Actually, it's not difficult.Specific indicators directly look at the turnover rate, combined with trading volume to judge.

If the turnover rate is low, such as the number of low and medium units, and the turnover of millions to nearly 10 million, it can be judged that only a small number of retail investors are involved, and the influx of a large number of retail investors is basically at the time prompted by the brokerage software. at that time, it will cause the daily turnover to soar to tens of millions or even hundreds of millions.

Of course, this does not mean that low turnover and appropriate "low volume" can be bought in the Amurb stage. The safest thing is to do the trend trading on the right side of the BMY C phase.

If you really want to judge the range of point B, then using the [1 minute line] may be a good choice, and using the [1 minute line] as the BMI C stage is also suitable. To investigate the reason, this kind of short-term speculation itself needs to race against time, and mature speculators do not care about the development of the plot after 1 day or a few days, the only thing they care about is the trend of the stock price after a few minutes!

If you miss the B Mel C stage, and if the follow-up trend of D-point does not break through the C-point, then I am sorry to tell you that you have missed this opportunity.

The core factor, the reason why the rebound in the BMY C stage is so rapid is that there are only a small number of fastening plates in the Amura B stage, but because there are a large number of short-term speculators in the Bmurc stage, the C point will cause a large number of fastening traps! At this moment, the only idea of this group of tied-up funds is to reduce losses as much as possible, or even escape!
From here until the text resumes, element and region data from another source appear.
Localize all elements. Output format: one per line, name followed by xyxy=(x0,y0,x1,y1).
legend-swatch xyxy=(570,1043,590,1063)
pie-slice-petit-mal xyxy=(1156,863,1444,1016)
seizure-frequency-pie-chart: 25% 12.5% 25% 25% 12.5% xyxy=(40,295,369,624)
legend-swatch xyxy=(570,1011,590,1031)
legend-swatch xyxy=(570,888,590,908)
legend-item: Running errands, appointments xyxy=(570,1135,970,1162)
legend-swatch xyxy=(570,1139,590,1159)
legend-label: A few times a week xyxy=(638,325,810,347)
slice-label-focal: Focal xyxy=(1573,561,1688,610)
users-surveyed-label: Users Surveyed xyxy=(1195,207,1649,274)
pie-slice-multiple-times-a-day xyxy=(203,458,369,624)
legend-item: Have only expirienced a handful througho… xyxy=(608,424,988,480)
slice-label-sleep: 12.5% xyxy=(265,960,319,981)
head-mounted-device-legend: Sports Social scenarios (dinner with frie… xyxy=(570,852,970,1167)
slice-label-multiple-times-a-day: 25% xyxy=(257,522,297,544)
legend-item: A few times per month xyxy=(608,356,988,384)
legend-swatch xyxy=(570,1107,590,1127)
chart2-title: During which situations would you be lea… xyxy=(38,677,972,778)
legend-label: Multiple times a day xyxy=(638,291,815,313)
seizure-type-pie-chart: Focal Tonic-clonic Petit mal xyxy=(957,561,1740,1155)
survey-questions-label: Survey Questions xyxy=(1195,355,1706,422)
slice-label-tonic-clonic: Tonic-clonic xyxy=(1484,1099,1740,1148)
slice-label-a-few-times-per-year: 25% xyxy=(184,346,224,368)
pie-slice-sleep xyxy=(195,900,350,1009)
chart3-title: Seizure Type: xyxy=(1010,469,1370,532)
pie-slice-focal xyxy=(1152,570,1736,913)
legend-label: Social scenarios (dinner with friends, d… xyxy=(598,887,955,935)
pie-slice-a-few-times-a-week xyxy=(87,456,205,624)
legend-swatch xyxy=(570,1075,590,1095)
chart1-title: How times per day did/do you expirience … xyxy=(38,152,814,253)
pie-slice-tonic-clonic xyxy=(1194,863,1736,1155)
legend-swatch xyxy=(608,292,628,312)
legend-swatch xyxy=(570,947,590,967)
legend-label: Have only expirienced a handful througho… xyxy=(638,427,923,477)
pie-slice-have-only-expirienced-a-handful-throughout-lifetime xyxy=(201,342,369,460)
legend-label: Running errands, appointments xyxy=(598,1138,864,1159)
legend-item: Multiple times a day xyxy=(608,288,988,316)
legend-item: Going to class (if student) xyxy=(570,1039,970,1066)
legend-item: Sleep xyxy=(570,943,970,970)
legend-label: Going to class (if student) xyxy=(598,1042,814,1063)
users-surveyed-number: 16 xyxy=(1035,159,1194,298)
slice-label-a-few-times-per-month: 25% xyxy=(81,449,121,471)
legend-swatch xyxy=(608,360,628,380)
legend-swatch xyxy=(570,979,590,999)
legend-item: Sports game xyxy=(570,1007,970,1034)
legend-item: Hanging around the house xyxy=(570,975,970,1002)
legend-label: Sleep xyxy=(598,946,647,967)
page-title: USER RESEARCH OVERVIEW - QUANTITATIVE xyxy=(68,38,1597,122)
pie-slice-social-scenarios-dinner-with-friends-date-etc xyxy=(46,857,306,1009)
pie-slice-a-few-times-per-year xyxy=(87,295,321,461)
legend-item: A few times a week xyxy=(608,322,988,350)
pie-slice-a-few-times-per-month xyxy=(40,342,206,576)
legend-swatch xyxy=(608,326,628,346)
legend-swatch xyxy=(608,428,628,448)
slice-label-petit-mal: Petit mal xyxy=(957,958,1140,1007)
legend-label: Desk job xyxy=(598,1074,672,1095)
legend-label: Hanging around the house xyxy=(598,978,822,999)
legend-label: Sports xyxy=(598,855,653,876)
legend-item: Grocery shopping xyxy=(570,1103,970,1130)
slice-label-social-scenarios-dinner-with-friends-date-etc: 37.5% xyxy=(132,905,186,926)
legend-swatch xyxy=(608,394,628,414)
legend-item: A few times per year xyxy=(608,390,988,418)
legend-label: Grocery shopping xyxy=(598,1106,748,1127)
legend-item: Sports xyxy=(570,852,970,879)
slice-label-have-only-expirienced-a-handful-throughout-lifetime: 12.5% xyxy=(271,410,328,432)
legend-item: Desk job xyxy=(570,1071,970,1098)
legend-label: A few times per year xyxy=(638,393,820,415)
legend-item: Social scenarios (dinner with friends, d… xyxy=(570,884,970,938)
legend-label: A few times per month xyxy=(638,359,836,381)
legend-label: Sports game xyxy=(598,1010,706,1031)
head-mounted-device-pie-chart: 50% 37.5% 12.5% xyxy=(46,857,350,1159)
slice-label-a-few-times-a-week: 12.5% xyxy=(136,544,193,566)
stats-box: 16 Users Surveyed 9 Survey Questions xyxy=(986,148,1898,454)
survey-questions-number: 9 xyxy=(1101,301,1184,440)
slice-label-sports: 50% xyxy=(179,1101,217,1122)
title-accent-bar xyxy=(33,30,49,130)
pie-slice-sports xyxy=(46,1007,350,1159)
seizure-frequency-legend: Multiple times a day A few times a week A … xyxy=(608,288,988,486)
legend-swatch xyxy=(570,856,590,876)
Therefore, it will cause the subsequent uptrend of D-point to face heavy selling pressure.

Of course, the most important thing is that the risk-return ratio of buying after D point has been greatly reduced, and it is leek behavior to rush in again at this time. Do not foolishly think that stocks that have plummeted by 90% can regain their original position in one day.

Finally, the friend asked, "aren't you afraid to write this out without cutting leeks, or even being cut leeks?" "

I answer."the most interesting thing about the stock market is that even if there is an open-book exam, someone will get a zero. "

Edit / Iris

The translation is provided by third-party software.